The evidence presented in the justice of the peace court in the
present case is not before us. But from the answer filed by the
defendants in the Court of First Instance and plaintiff’s reply
thereto, it is evident that plaintiff’s pretended right to the
possession of the property in dispute ultimately rests upon his claim
of ownership, a claim based upon a purported contract of sale with
right of repurchase admittedly signed by defendants but claimed by them
to be a mere Simulation to cloak a mortgage obligation tainted with
usury. If this contract was really a sale subject to repurchase and the
repurchase has, as alleged by the plaintiff, not been made within the
time stipulated, plaintiff would already be the owner of the property
sold and, as such, entitled to its possession. On the other hand, if
the contract was, as defendants claim, in reality a mere mortgage, then
the defendants would still be the owner of the property and could not,
therefore, be regarded as mere lessees. In the final analysis then, the
case hinges on a question of ownership and is for that reason not
cognizable by the justice of the peace court.

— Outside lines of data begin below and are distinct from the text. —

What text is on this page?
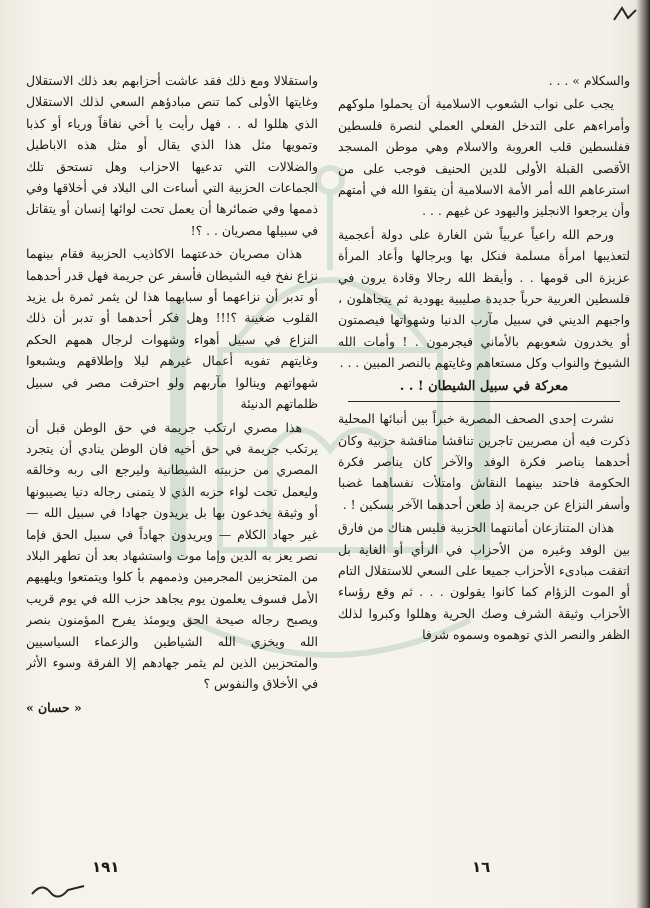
والسكلام » . . .

يجب على نواب الشعوب الاسلامية أن يحملوا ملوكهم وأمراءهم على التدخل الفعلي العملي لنصرة فلسطين ففلسطين قلب العروبة والاسلام وهي موطن المسجد الأقصى القبلة الأولى للدين الحنيف فوجب على من استرعاهم الله أمر الأمة الاسلامية أن يتقوا الله في أمتهم وأن يرجعوا الانجليز واليهود عن غيهم . . .

ورحم الله راعياً عربياً شن الغارة على دولة أعجمية لتعذيبها امرأة مسلمة فنكل بها وبرجالها وأعاد المرأة عزيزة الى قومها . . وأيقظ الله رجالا وقادة يرون في فلسطين العربية حرباً جديدة صليبية يهودية ثم يتجاهلون ، واجبهم الديني في سبيل مآرب الدنيا وشهواتها فيصمتون أو يخدرون شعوبهم بالأماني فيجرمون . ! وأمات الله الشيوخ والنواب وكل مستعاهم وغايتهم بالنصر المبين . . .

معركة في سبيل الشيطان ! . .

نشرت إحدى الصحف المصرية خبراً بين أنبائها المحلية ذكرت فيه أن مصريين تاجرين تناقشا مناقشة حزبية وكان أحدهما يناصر فكرة الوفد والآخر كان يناصر فكرة الحكومة فاحتد بينهما النقاش وامتلأت نفساهما غضبا وأسفر النزاع عن جريمة إذ طعن أحدهما الآخر بسكين ! .

هذان المتنازعان أمانتهما الحزبية فليس هناك من فارق بين الوفد وغيره من الأحزاب في الرأي أو الغاية بل اتفقت مبادىء الأحزاب جميعا على السعي للاستقلال التام أو الموت الزؤام كما كانوا يقولون . . . ثم وقع رؤساء الأحزاب وثيقة الشرف وصك الحرية وهللوا وكبروا لذلك الظفر والنصر الذي توهموه وسموه شرفا

واستقلالا ومع ذلك فقد عاشت أحزابهم بعد ذلك الاستقلال وغايتها الأولى كما تنص مبادؤهم السعي لذلك الاستقلال الذي هللوا له . . فهل رأيت يا أخي نفاقاً ورياء أو كذبا وتمويها مثل هذا الذي يقال أو مثل هذه الاباطيل والضلالات التي تدعيها الاحزاب وهل تستحق تلك الجماعات الحزبية التي أساءت الى البلاد في أخلاقها وفي ذممها وفي ضمائرها أن يعمل تحت لوائها إنسان أو يتقاتل في سبيلها مصريان . . ؟!

هذان مصريان خدعتهما الاكاذيب الحزبية فقام بينهما نزاع نفخ فيه الشيطان فأسفر عن جريمة فهل قدر أحدهما أو تدبر أن نزاعهما أو سبابهما هذا لن يثمر ثمرة بل يزيد القلوب ضغينة ؟!!! وهل فكر أحدهما أو تدبر أن ذلك النزاع في سبيل أهواء وشهوات لرجال همهم الحكم وغايتهم تفويه أعمال غيرهم ليلا وإطلاقهم ويشبعوا شهواتهم وينالوا مآربهم ولو احترقت مصر في سبيل ظلماتهم الدنيئة

هذا مصري ارتكب جريمة في حق الوطن قبل أن يرتكب جريمة في حق أخيه فان الوطن ينادي أن يتجرد المصري من حزبيته الشيطانية وليرجع الى ربه وخالقه وليعمل تحت لواء حزبه الذي لا يتمنى رجاله دنيا يصيبونها أو وثيقة يخدعون بها بل يريدون جهادا في سبيل الله — غير جهاد الكلام — ويريدون جهاداً في سبيل الحق فإما نصر يعز به الدين وإما موت واستشهاد بعد أن تطهر البلاد من المتحزبين المجرمين وذممهم بأ كلوا ويتمتعوا ويلهيهم الأمل فسوف يعلمون يوم يجاهد حزب الله في يوم قريب ويصبح رجاله صيحة الحق ويومئذ يفرح المؤمنون بنصر الله ويخزي الله الشياطين والزعماء السياسيين والمتحزبين الذين لم يثمر جهادهم إلا الفرقة وسوء الأثر في الأخلاق والنفوس ؟

« حسان »

١٩١	١٦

The case at bar is to be distinguished from that of Sevilla vs.
Tolentino, 51 Phil., 333, cited by the learned trial judge in the order
appealed from. In that case, defendant was deemed to have impliedly
admitted being lessee of the property in dispute and could not for that
reason be allowed to claim ownership thereof in the same action. Such
is not the situation of the present defendants, who have in their
answer denied the alleged lease.

As the justice of the peace court of Hagonoy had no jurisdiction to
try the case on the merits, the order appealed from remanding the case
to that court must be, as it is hereby, revoked; and, in accord with
the precedent established in Cruz et al. vs. Garcia et al, 45 Off. Gaz.
227, and the decisions therein cited, the case is ordered returned to
the Court of First Instance of Bulacan for that court to proceed with
the trial in the exercise of its original jurisdiction. With costs
against the appellee.

Paras, C. J., Pablo, Bengzon, Padilla, Montemayor, Jugo, Bautista Angelo, and Labrador, JJ., concur.